Шаса принял передачу Блэйна, вытянувшись и стоя в стременах; он подхватил мяч в воздухе и готов был бросить его далеко в поле; австралийцы ринулись к своим воротам, но Шаса повернулся и по высокой дуге отправил мяч прямо под ноги несущемуся галопом пони Блэйна. Этот момент стал поворотным пунктом; после матча они спрыгивали с взмыленных пони и колотили друг друга по спинам, ликующе смеясь и еще не веря в свою победу.
Но торжество сменилось унынием, когда они узнали, что следующий их матч – с аргентинцами.
* * *Дэвид Абрахамс показал плохой результат в первом предварительном забеге на 400 метров: он пришел четвертым и не попал в число финалистов. В тот вечер Матильда Джанин отказалась от ужина и рано легла спать, зато два дня спустя она сияла, взбудораженная тем, что Дэвид выиграл забег на двести метров и прошел в полуфинал.
* * *Первым противником Манфреда Деларея стал француз Морис Артуа, ничем не выдающийся боксер своего веса.
– Быстрый, как мамба, смелый, как медоед, – шепнул дядя Тромп Манфреду при звуках гонга.
Хайди Крамер сидела рядом с полковником Больдтом в четвертом ряду и дрожала от неожиданного возбуждения, глядя, как Манфред покидает свой угол и выходит в центр ринга. Он двигался, как кошка.
До сих пор ей стоило большого труда изображать интерес к боксу. Звуки, запахи и картины, связанные с ним, вызывали у нее отвращение: зловоние едкого пота на коже и тканях, звериный хрип и удары кулаков по плоти, кровь, пот, разлетающиеся брызги слюны – все это отталкивало аккуратистку Хайди. Но теперь, среди хорошо одетой, изысканной публики, сама одетая в отличный шелк и кружева, она обнаружила, что контраст свирепой ярости пугает ее, но в то же время привлекает.
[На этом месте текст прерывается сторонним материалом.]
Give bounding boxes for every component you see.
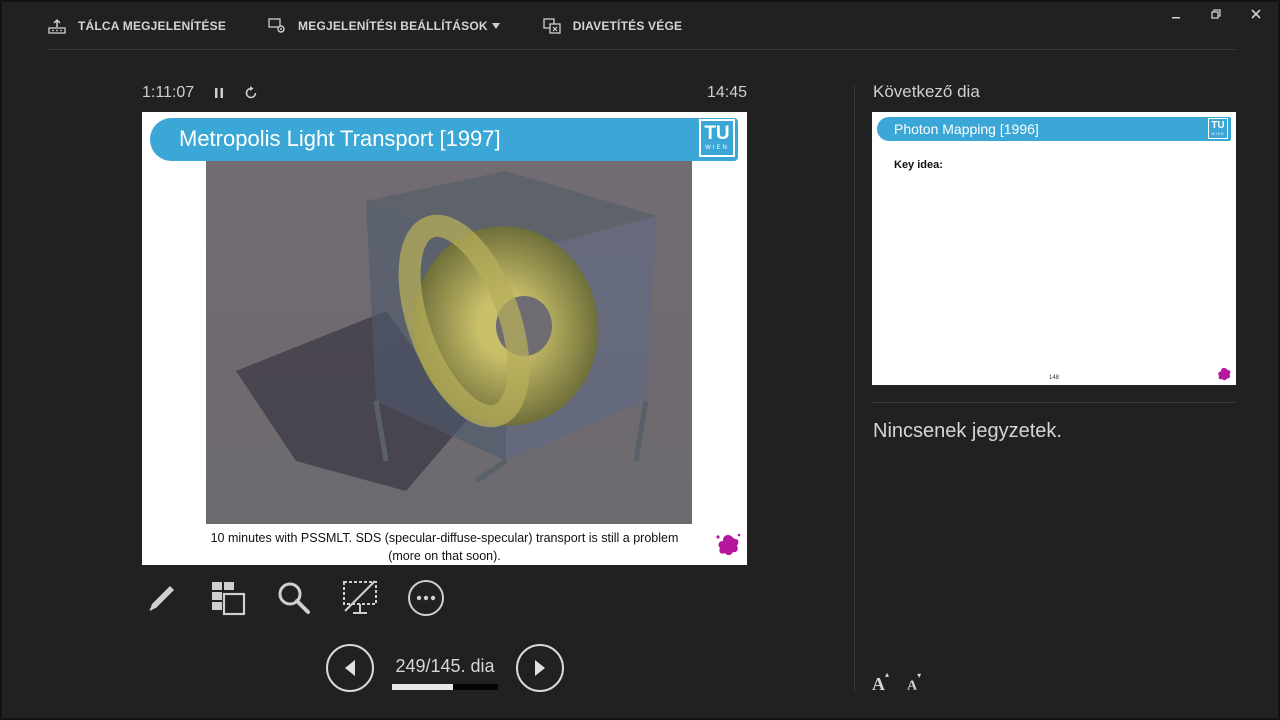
next-slide-key-idea: Key idea: — [894, 159, 943, 171]
minimize-icon[interactable] — [1168, 6, 1184, 22]
clock: 14:45 — [707, 84, 747, 102]
display-settings-button[interactable]: MEGJELENÍTÉSI BEÁLLÍTÁSOK — [268, 18, 501, 34]
more-options-icon[interactable] — [406, 578, 446, 618]
end-slideshow-label: DIAVETÍTÉS VÉGE — [573, 19, 682, 33]
speaker-notes[interactable]: Nincsenek jegyzetek. — [873, 420, 1062, 443]
caption-line-1: 10 minutes with PSSMLT. SDS (specular-di… — [142, 529, 747, 547]
close-icon[interactable] — [1248, 6, 1264, 22]
splat-logo — [715, 532, 741, 558]
slide-progress-bar — [392, 684, 498, 690]
presenter-toolbar: TÁLCA MEGJELENÍTÉSE MEGJELENÍTÉSI BEÁLLÍ… — [48, 18, 724, 34]
next-logo-tu-text: TU — [1209, 120, 1227, 132]
decrease-font-label: A — [907, 679, 917, 694]
pane-divider[interactable] — [854, 86, 855, 692]
slide-progress-fill — [392, 684, 453, 690]
previous-slide-button[interactable] — [326, 644, 374, 692]
arrow-left-icon — [343, 659, 357, 677]
next-slide-label: Következő dia — [873, 82, 980, 102]
notes-divider[interactable] — [872, 402, 1236, 403]
next-slide-tu-wien-logo: TU WIEN — [1208, 118, 1228, 139]
toolbar-divider — [48, 49, 1236, 50]
slide-counter: 249/145. dia — [392, 656, 498, 677]
see-all-slides-icon[interactable] — [208, 578, 248, 618]
next-slide-number: 148 — [872, 375, 1236, 381]
next-logo-wien-text: WIEN — [1209, 132, 1227, 136]
increase-font-button[interactable]: A▴ — [872, 674, 889, 695]
end-slideshow-button[interactable]: DIAVETÍTÉS VÉGE — [543, 18, 682, 34]
increase-font-label: A — [872, 674, 885, 694]
caption-line-2: (more on that soon). — [142, 547, 747, 565]
next-slide-button[interactable] — [516, 644, 564, 692]
timer-row: 1:11:07 14:45 — [142, 82, 747, 104]
next-slide-splat-logo — [1216, 366, 1232, 382]
slide-tools — [142, 578, 472, 618]
presenter-view: TÁLCA MEGJELENÍTÉSE MEGJELENÍTÉSI BEÁLLÍ… — [0, 0, 1280, 720]
show-taskbar-button[interactable]: TÁLCA MEGJELENÍTÉSE — [48, 18, 226, 34]
elapsed-timer: 1:11:07 — [142, 84, 194, 102]
next-slide-preview[interactable]: Photon Mapping [1996] TU WIEN Key idea: … — [872, 112, 1236, 385]
restart-timer-icon[interactable] — [244, 86, 258, 100]
logo-tu-text: TU — [701, 123, 733, 145]
font-size-controls: A▴ A▾ — [872, 674, 921, 695]
zoom-icon[interactable] — [274, 578, 314, 618]
show-taskbar-label: TÁLCA MEGJELENÍTÉSE — [78, 19, 226, 33]
black-screen-icon[interactable] — [340, 578, 380, 618]
pen-tool-icon[interactable] — [142, 578, 182, 618]
logo-wien-text: WIEN — [701, 145, 733, 151]
display-settings-label: MEGJELENÍTÉSI BEÁLLÍTÁSOK — [298, 19, 488, 33]
rendered-scene-image — [206, 161, 692, 524]
display-settings-icon — [268, 18, 286, 34]
slide-title: Metropolis Light Transport [1997] — [179, 126, 501, 152]
next-slide-title: Photon Mapping [1996] — [894, 121, 1039, 137]
caret-down-icon — [491, 22, 501, 30]
pause-icon[interactable] — [214, 87, 224, 99]
slide-caption: 10 minutes with PSSMLT. SDS (specular-di… — [142, 529, 747, 565]
tu-wien-logo: TU WIEN — [699, 119, 735, 157]
window-controls — [1168, 6, 1264, 22]
end-slideshow-icon — [543, 18, 561, 34]
slide-navigation: 249/145. dia — [326, 644, 564, 692]
decrease-font-button[interactable]: A▾ — [907, 676, 921, 695]
arrow-right-icon — [533, 659, 547, 677]
current-slide[interactable]: Metropolis Light Transport [1997] TU WIE… — [142, 112, 747, 565]
taskbar-icon — [48, 18, 66, 34]
restore-icon[interactable] — [1208, 6, 1224, 22]
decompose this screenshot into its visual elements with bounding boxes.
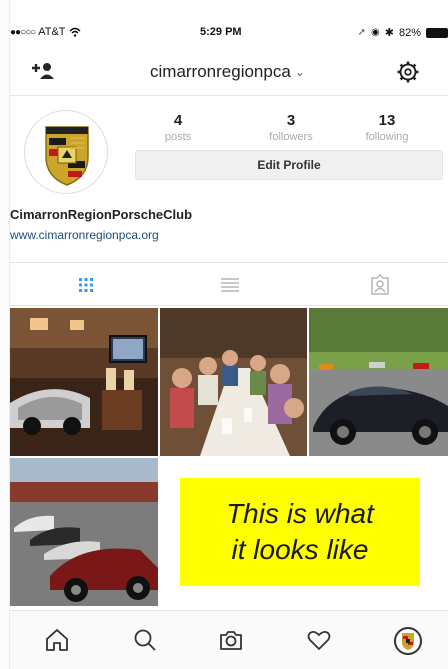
home-icon[interactable] [44,627,70,653]
stat-following-count: 13 [378,112,396,129]
carrier-label: AT&T [38,26,66,38]
status-time: 5:29 PM [200,26,242,38]
gear-icon[interactable] [396,60,420,84]
edit-profile-button[interactable]: Edit Profile [135,150,443,180]
profile-tab[interactable] [394,627,422,655]
profile-avatar[interactable] [24,110,108,194]
tagged-person-icon[interactable] [368,273,392,297]
profile-website-link[interactable]: www.cimarronregionpca.org [10,228,159,242]
caption-line-2: it looks like [231,534,369,565]
status-bar: ●●○○○ AT&T 5:29 PM ➚ ◉ ✱ 82% [10,22,448,44]
stat-following[interactable]: 13 following [342,112,432,143]
stat-posts[interactable]: 4 posts [133,112,223,143]
stat-posts-count: 4 [173,112,183,129]
status-right: ➚ ◉ ✱ 82% [358,26,448,39]
battery-icon [426,27,448,38]
porsche-crest-icon [402,633,414,650]
caption-line-1: This is what [226,498,374,529]
stat-posts-label: posts [164,131,192,143]
stat-following-label: following [365,131,409,143]
post-black-porsche[interactable] [309,308,448,456]
wifi-icon [69,27,80,37]
alarm-icon: ◉ [371,27,380,38]
caption-callout: This is what it looks like [180,478,420,586]
signal-dots-icon: ●●○○○ [10,26,36,38]
chevron-down-icon: ⌄ [294,65,305,79]
search-icon[interactable] [132,627,158,653]
bluetooth-icon: ✱ [384,27,394,39]
post-garage-interior[interactable] [10,308,158,456]
post-porsche-lineup[interactable] [10,458,158,606]
club-dinner-photo [160,308,307,456]
bottom-nav-bar [10,610,448,669]
stat-followers-count: 3 [286,112,296,129]
profile-view-tabs [10,262,448,306]
add-user-icon[interactable] [30,60,56,82]
list-icon[interactable] [218,273,242,297]
profile-display-name: CimarronRegionPorscheClub [10,207,193,222]
camera-icon[interactable] [218,627,244,653]
post-club-dinner[interactable] [160,308,307,456]
porsche-crest-icon [45,126,89,186]
stat-followers[interactable]: 3 followers [246,112,336,143]
heart-icon[interactable] [306,627,332,653]
garage-interior-photo [10,308,158,456]
username-switcher[interactable]: cimarronregionpca ⌄ [150,62,305,82]
battery-percent: 82% [398,26,421,39]
profile-header: cimarronregionpca ⌄ [10,50,448,96]
location-icon: ➚ [357,27,367,38]
grid-icon[interactable] [74,273,98,297]
stat-followers-label: followers [269,131,313,143]
porsche-lineup-photo [10,458,158,606]
username-title: cimarronregionpca [150,62,291,81]
screen-frame-edge [0,0,10,669]
black-porsche-photo [309,308,448,456]
status-left: ●●○○○ AT&T [10,26,81,38]
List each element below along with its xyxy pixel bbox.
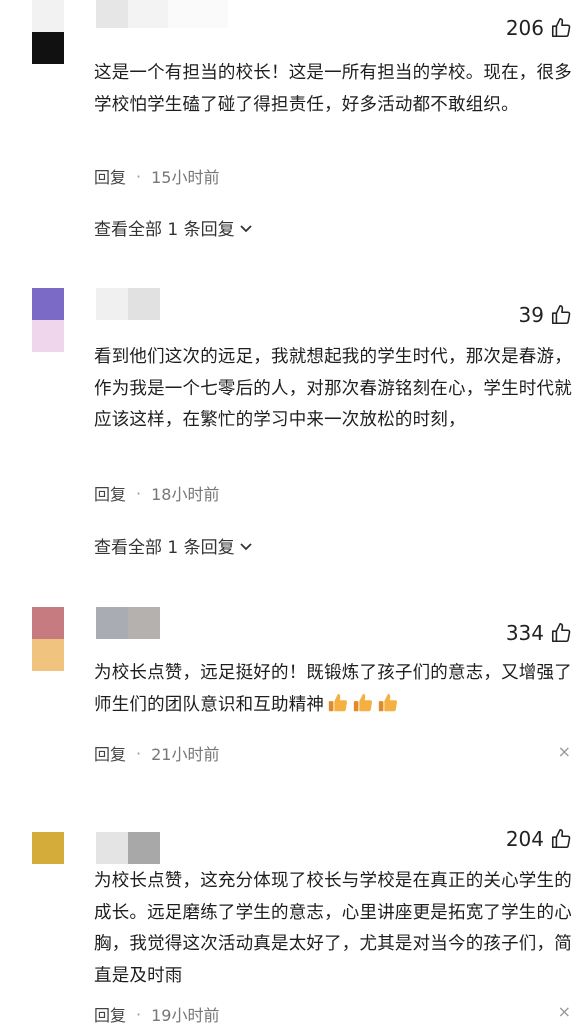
avatar[interactable] xyxy=(32,832,64,896)
timestamp: 19小时前 xyxy=(151,1006,220,1025)
thumbs-up-emoji-icon xyxy=(378,693,398,711)
avatar[interactable] xyxy=(32,288,64,352)
chevron-down-icon xyxy=(239,224,252,232)
thumbs-up-icon xyxy=(551,305,571,325)
thumbs-up-icon xyxy=(551,829,571,849)
timestamp: 15小时前 xyxy=(151,168,220,187)
username-blurred[interactable] xyxy=(96,832,160,864)
comment-meta: 回复 · 18小时前 xyxy=(94,481,219,505)
timestamp: 21小时前 xyxy=(151,745,220,764)
avatar[interactable] xyxy=(32,607,64,671)
comment-3: 334 为校长点赞，远足挺好的！既锻炼了孩子们的意志，又增强了师生们的团队意识和… xyxy=(0,605,584,805)
comment-text: 这是一个有担当的校长！这是一所有担当的学校。现在，很多学校怕学生磕了碰了得担责任… xyxy=(94,63,572,115)
separator-dot: · xyxy=(136,1004,142,1024)
close-icon[interactable]: × xyxy=(558,1002,571,1021)
view-replies-button[interactable]: 查看全部 1 条回复 xyxy=(94,215,253,240)
reply-button[interactable]: 回复 xyxy=(94,741,126,765)
avatar[interactable] xyxy=(32,0,64,64)
username-blurred[interactable] xyxy=(96,607,160,639)
username-blurred[interactable] xyxy=(96,0,228,28)
view-replies-button[interactable]: 查看全部 1 条回复 xyxy=(94,533,253,558)
view-replies-label: 查看全部 1 条回复 xyxy=(94,220,235,240)
comment-meta: 回复 · 15小时前 xyxy=(94,164,219,188)
separator-dot: · xyxy=(136,743,142,763)
comment-meta: 回复 · 21小时前 xyxy=(94,741,219,765)
comment-text: 为校长点赞，这充分体现了校长与学校是在真正的关心学生的成长。远足磨练了学生的意志… xyxy=(94,871,572,986)
comment-text: 看到他们这次的远足，我就想起我的学生时代，那次是春游，作为我是一个七零后的人，对… xyxy=(94,347,572,430)
comment-4: 204 为校长点赞，这充分体现了校长与学校是在真正的关心学生的成长。远足磨练了学… xyxy=(0,827,584,1026)
reply-button[interactable]: 回复 xyxy=(94,481,126,505)
reply-button[interactable]: 回复 xyxy=(94,164,126,188)
chevron-down-icon xyxy=(239,542,252,550)
comment-meta: 回复 · 19小时前 xyxy=(94,1002,219,1026)
thumbs-up-icon xyxy=(551,623,571,643)
username-blurred[interactable] xyxy=(96,288,160,320)
like-control[interactable]: 334 xyxy=(506,621,572,645)
like-control[interactable]: 39 xyxy=(519,303,572,327)
like-count: 204 xyxy=(505,827,544,851)
separator-dot: · xyxy=(136,166,142,186)
like-count: 334 xyxy=(505,621,544,645)
like-control[interactable]: 204 xyxy=(506,827,572,851)
separator-dot: · xyxy=(136,483,142,503)
comment-2: 39 看到他们这次的远足，我就想起我的学生时代，那次是春游，作为我是一个七零后的… xyxy=(0,285,584,585)
like-count: 39 xyxy=(518,303,544,327)
like-count: 206 xyxy=(505,16,544,40)
timestamp: 18小时前 xyxy=(151,485,220,504)
close-icon[interactable]: × xyxy=(558,742,571,761)
reply-button[interactable]: 回复 xyxy=(94,1002,126,1026)
like-control[interactable]: 206 xyxy=(506,16,572,40)
comment-1: 206 这是一个有担当的校长！这是一所有担当的学校。现在，很多学校怕学生磕了碰了… xyxy=(0,0,584,280)
thumbs-up-emoji-icon xyxy=(353,693,373,711)
view-replies-label: 查看全部 1 条回复 xyxy=(94,538,235,558)
thumbs-up-emoji-icon xyxy=(328,693,348,711)
thumbs-up-icon xyxy=(551,18,571,38)
comment-text: 为校长点赞，远足挺好的！既锻炼了孩子们的意志，又增强了师生们的团队意识和互助精神 xyxy=(94,658,574,721)
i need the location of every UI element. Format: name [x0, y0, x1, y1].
Манфред Деларей, спокойный, строгий молодой человек, неулыбчивый и серьезный, слегка неуклюжий в непривычной одежде и смущавшийся в образованном обществе, превратился в великолепного дикого зверя, и та первобытная ярость, что исходила от него, блеск желтых глаз под черными бровями, когда он превратил лицо француза в кровавую маску и заставил его опуститься на колени посреди безупречно белого ринга, привели ее в такое извращенное возбуждение, что она плотно сжала бедра. В паху у нее что-то горячо плавилось, увлажнив дорогую крепдешиновую юбку.
Во власти того же возбуждения она вечером сидела рядом с Манфредом в опере. Героическая тевтонская музыка Вагнера наполняла зал волнующими звуками. Хайди слегка подвинулась на сиденье, задев обнаженным предплечьем Манфреда. Она почувствовала, как он вздрогнул, начал отодвигаться, но остановился. Контакт между ними был легким, как паутина, но оба обостренно сознавали, что он есть.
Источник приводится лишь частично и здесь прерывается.